Ieri ho visto l’intervista di Susanna Tamaro a Pordenonelegge. Comodamente seduta nel divano di casa mia.
La vita sul divano è decisamente più interessante di quando saltellavo per Milano, o qualche altra città, perdendo una marea di tempo, per sentire e vedere male qualche ‘evento’.
Le presentazioni di nuovi romanzi, con l’immancabile intervista in cui l’autore si racconta, per me sono qualcosa di fondamentale per capire uno scrittore. Ne ho bisogno e anche se poi non leggo i suoi romanzi, mi aiuta a riflettere e capire molte cose. Gli scrittori validi hanno spesso visioni del mondo diverse. E visto il panorama del pensiero omologato che ci ritroviamo, per me sentire punti di vista diversi è ossigeno puro.
I festival dei libri sono sbocciati nell’ultimo decennio anche in Italia, dove la lettura non è poi così valorizzata come altrove. E per un po’ mi sono fatta incantare dal tentativo di parteciparvi, per vedere e soprattutto ascoltare scrittori di tutto il mondo.
Ma poi avevo desistito, per la solita ‘sindrome milano’, che io chiamo così, quella per cui chi organizza qualsiasi evento, dal salone del libro all’inaugurazione di un negozio di biancheria per la casa, deve per forza avere il pienone, salvo poi ritrovarsi con persone lasciate fuori in coda, o ammassate in qualche modo. Risultato? La maggior parte di queste presentazioni scontentano tutti, se non gli amici intimi degli scrittori che sono gli unici a trovare posti in prima fila e comodi. Gli altri hanno il privilegio di stare in piedi o addirittura fuori, ma ‘possono’ acquistare il libro. Mi era successo con Book City, alla primissima edizione, nato come festival aperto a tutti per il quale avevo fatto una fila infinita per vedere Umberto Eco e poi ero stata gentilmente invitata ad andare a casa perché la sala era piena.

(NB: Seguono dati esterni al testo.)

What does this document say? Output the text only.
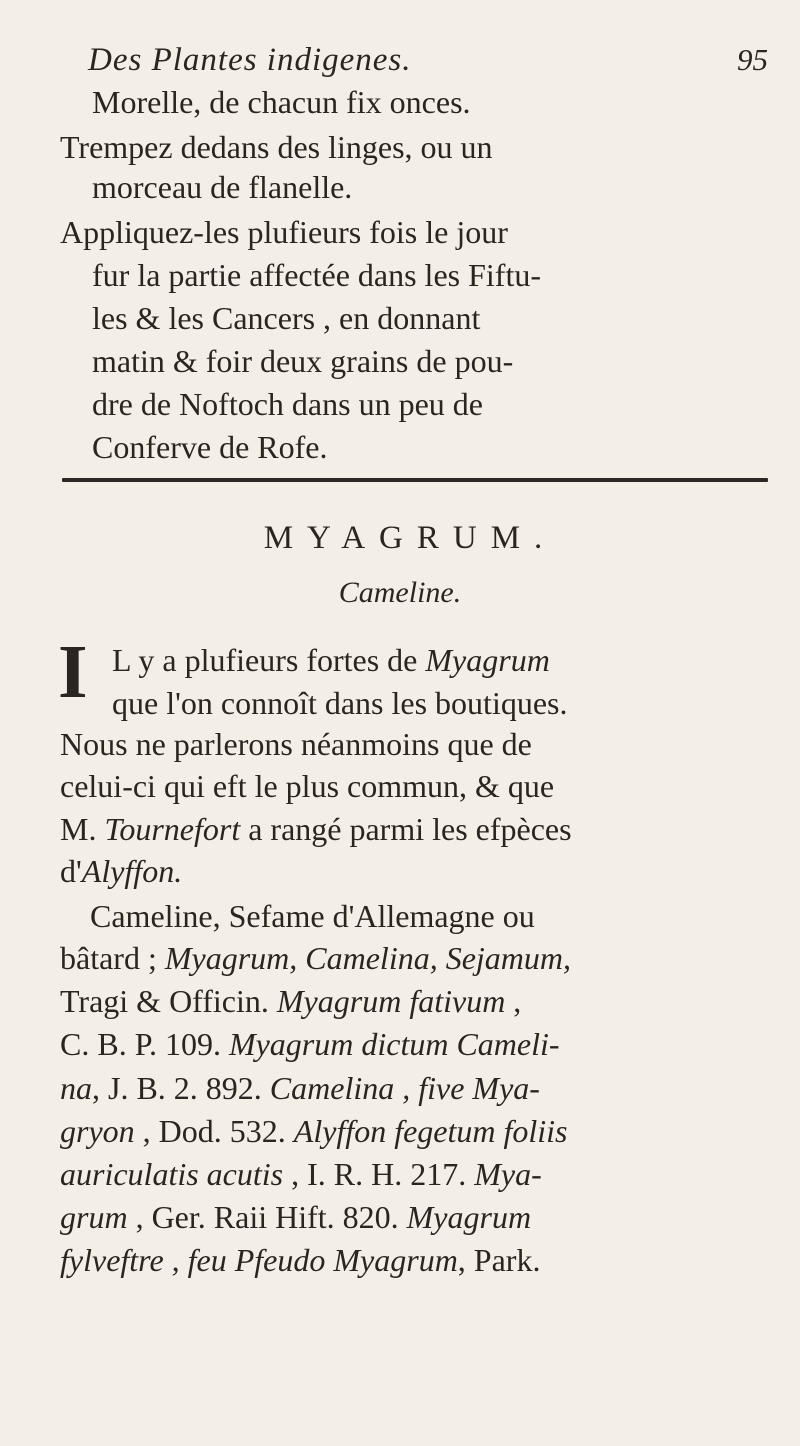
Des Plantes indigenes.	95
Morelle, de chacun fix onces.
Trempez dedans des linges, ou un
morceau de flanelle.
Appliquez-les plufieurs fois le jour
fur la partie affectée dans les Fiftu-
les & les Cancers , en donnant
matin & foir deux grains de pou-
dre de Noftoch dans un peu de
Conferve de Rofe.
MYAGRUM.
Cameline.
I L y a plufieurs fortes de Myagrum
que l'on connoît dans les boutiques.
Nous ne parlerons néanmoins que de
celui-ci qui eft le plus commun, & que
M. Tournefort a rangé parmi les efpèces
d'Alyffon.
Cameline, Sefame d'Allemagne ou
bâtard ; Myagrum, Camelina, Sejamum,
Tragi & Officin. Myagrum fativum ,
C. B. P. 109. Myagrum dictum Cameli-
na, J. B. 2. 892. Camelina , five Mya-
gryon , Dod. 532. Alyffon fegetum foliis
auriculatis acutis , I. R. H. 217. Mya-
grum , Ger. Raii Hift. 820. Myagrum
fylveftre , feu Pfeudo Myagrum, Park.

Non una bella sensazione. Poi con il Festival della Mente di Sarzana, dove se non prenotavi mesi prima col cavolo che ti avvicinavi ai tendoni, e l’immancabile Salone di Torino dove avevi libertà di vagare per gli stand, ma quando c’era qualche presentazione importante era difficile entrarvi.
Il contrappasso però c’è stato, e per me è stato un gran bel contrappasso.
Oggi posso partecipare e ascoltare interventi di scrittori e autori in genere, rigorosamente in streaming, e non solo in Italia, il mondo anglosassone in quanto a scrittori offre tantissime presentazioni, anche nelle librerie più sperdute e indipendenti, quelle che quando entri ti si spalanca un mondo. E ora quel mondo arriva fino a casa mia.
Una delle ricadute positive della quarantena.
Morale della favola: c’è un mondo di pubblico, là fuori, che gli eventi li ha sempre subiti. C’è una marea di gente, tra cui la sottoscritta, che bada alla sostanza, e il fatto di doversi alzare da quel divano, vestirsi e truccarsi, prendere i mezzi e trovare posto per tempo per ascoltare una persona che ha cose interessanti da dirmi, la fa il più delle volte rinunciare ad andarci. Spesso per gli orari impossibili, le 6 di sera, per chiunque, chi lavora e non riesce a liberarsi per le 6, chi ha figli piccoli e non può piazzarli a quell’ora.
Da oggi ho davanti a me una serie di conferenze e presentazioni che mi aspettano, comodamente seduta sul divano di casa mia, senza dover per forza socializzare, ma solo per ascoltare.
Che poi è come quando leggo un libro, da sola.